Why doctors’ advice is so often wrong, and how it affects us
From peanut allergies to hormone replacement therapy, doctors have reversed their previous guidance. Why do researchers get things wrong so often?

Tiffany Mcleod followed the advice to the letter. She has food allergies, and was worried her children might too. Her doctor recommended she avoid eating nuts while pregnant or breastfeeding, and to keep the kids away from them until the age of three.
“You want to do what’s best for your child,” she says. “And you figure that your doctor knows what that is.”
Her doctor was following American Academy of Pediatrics (AAP) guidelines issued in 2000. But by 2008, AAP had backed off from this recommendation. Then last year, it reversed course. A large study had found that regular exposure to peanuts from four months of age reduces the risk of allergy by about 80 per cent. McLeod, who lives in Texas, in the United States, had both of her babies in the years between the changing advice. She learned the hard way that her youngest has a life-threatening allergy.
“We had to rush her to the emergency room. It was extremely scary,” she says.
It would be comforting to think the drastic change in advice with peanut allergy is unique.
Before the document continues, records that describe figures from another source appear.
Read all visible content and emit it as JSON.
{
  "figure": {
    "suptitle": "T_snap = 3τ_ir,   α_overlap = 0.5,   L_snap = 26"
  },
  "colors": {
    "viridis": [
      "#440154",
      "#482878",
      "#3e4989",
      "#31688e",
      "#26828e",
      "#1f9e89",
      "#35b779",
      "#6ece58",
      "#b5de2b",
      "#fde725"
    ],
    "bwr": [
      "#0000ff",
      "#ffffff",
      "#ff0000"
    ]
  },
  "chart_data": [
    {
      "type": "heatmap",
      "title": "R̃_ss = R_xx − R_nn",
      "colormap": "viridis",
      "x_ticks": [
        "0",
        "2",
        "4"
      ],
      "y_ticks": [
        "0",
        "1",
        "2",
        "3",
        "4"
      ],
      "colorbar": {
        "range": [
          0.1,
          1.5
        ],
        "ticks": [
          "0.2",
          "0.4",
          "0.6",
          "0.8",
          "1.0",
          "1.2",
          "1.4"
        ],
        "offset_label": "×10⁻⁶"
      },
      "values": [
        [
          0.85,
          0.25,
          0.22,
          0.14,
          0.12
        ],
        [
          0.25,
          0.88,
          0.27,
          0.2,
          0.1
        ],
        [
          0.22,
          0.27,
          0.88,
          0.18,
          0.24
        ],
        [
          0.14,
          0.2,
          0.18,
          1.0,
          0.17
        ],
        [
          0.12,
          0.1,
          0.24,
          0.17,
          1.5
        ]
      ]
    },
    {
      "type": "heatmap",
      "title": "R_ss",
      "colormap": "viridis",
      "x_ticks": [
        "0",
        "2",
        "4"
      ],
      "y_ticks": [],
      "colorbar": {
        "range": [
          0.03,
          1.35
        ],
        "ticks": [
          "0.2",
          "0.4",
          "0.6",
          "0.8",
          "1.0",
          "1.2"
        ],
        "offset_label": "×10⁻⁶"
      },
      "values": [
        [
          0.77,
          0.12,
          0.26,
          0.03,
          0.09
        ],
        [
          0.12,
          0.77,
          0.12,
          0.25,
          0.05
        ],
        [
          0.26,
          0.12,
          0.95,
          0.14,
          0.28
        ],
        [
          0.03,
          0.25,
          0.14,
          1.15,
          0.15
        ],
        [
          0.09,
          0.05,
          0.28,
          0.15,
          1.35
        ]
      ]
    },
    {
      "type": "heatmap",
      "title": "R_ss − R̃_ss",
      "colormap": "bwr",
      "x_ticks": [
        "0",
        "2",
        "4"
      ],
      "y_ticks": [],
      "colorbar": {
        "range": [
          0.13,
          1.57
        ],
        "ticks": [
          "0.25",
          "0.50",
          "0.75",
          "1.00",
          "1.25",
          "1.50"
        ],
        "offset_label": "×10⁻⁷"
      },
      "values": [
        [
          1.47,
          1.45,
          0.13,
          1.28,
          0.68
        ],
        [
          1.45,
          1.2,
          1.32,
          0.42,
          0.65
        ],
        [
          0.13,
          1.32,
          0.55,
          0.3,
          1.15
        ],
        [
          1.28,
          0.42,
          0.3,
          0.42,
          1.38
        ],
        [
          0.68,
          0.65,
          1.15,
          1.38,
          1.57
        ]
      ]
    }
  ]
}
But this type of medical about-face isn’t rare. A recent analysis of research published in one medical journal over 10 years identified a whopping 146 such reversals. To be clear, this is not just the process of upgrading advice as better evidence comes in. These are practices that became routine before we learned they didn’t actually work. And worse, before we knew if they could cause harm.
In the era of evidence-based medicine you might assume most of your doctor’s advice is based on information obtained through rigorous testing. But it is becoming clear that is often far from the case. Fortunately, people are now shining a light on the problem, and devising ways to fix it.